The best days of your life?

Joe Kelly
remembers how poor teaching contributed to his breakdown – and less directly,
his recovery.

Experience
teaches us many useful things about ourselves and these hard-won insights are a
valuable tool in drawing back the curtain of ignorance. Sometimes it changes
your life.

To be
specific, I am speaking about my own experience, growing up as a teenager in
the late 1960s at my secondary school in north London, and reflecting on how I
was taught. The school I went to was a poor cousin of the public school model,
a boys-only school and strictly no girls on our side of the fence.

Many of our
masters were bullies and knowledge was inflicted on us as if it were
punishment. If you didn’t comply, you were a loser. My English teacher used to
quote my essay mistakes to the class in order to embarrass me and I was caned
by the headmaster for poor performance. There was little appreciation of my
Irish background, which played an important part in my perception of the
English language.

Pupils’
best hope was to conform and I didn’t. I was bullied continually by another boy
and his gang.
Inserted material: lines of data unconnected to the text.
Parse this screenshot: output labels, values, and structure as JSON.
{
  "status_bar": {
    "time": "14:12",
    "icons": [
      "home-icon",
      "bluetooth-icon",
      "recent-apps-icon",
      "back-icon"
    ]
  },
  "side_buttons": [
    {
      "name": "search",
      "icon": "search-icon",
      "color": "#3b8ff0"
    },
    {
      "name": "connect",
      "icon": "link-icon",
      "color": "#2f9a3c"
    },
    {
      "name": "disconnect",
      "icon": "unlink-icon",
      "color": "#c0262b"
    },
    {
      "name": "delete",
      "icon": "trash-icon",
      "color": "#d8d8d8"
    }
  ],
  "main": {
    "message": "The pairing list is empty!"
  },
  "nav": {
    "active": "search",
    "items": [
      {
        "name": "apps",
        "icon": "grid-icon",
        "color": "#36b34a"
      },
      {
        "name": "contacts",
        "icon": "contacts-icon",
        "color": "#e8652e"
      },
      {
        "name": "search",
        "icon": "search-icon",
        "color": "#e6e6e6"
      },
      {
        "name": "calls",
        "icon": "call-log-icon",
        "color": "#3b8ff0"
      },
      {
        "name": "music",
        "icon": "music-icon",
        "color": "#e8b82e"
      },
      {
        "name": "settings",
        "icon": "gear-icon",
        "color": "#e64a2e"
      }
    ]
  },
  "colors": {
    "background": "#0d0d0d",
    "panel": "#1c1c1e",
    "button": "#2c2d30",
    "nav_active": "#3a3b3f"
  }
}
While I did redeem myself by giving him two black eyes, I felt
this

experience
did me a lot of damage and made me distrust others, reducing my confidence. It
was very different from my previous school, which was more relaxed and more
nurturing.

True
enough, I was a sensitive child. In the right environment I could thrive and
show my ability – but this Spartan, punitive north London school stunted my
development. Added to that, my father was a workaholic, spending little quality
time with his family.

I recall
that on the last day of school several of my schoolmates were talking about
their ambitions for the future. As we went around the circle, one of them said
he wanted to be a teacher. It felt like a personal affront. “You bastard,” I
thought, “how can you be like these swines who have taught us for the past five
years?”

So it is
hardly surprising that when I reached the age of 19 I had a massive breakdown.
Instead of being poised on the threshold of adulthood, I was exhausted
physically and mentally and in no condition to engage with the world.

The
experience taught me to be my own person and within that to be as flexible as
possible in a changing world. It taught me that to be vulnerable and have a
predisposition to mental distress can be a strength as well as a weakness, that
to have a breakdown can be a new beginning. And it taught me to respect people,
and that education is about bringing out the best in people and not necessarily
putting in information.

Among the
people I learned to respect in my new life were the teachers I came across, the
majority of whom worked very hard to help me to learn their subject and who took
time and effort to give me the education I had missed.

Ironically,
in view of what I had thought of my fellow student years before, I became a
teacher myself. My subjects are art and horticulture. One day in the art studio
I was pleased when one of my students called me “Mr Motivator”. Some of those
hard-won insights must have paid off.

Joe
Kelly is a mental health service user, activist and teacher.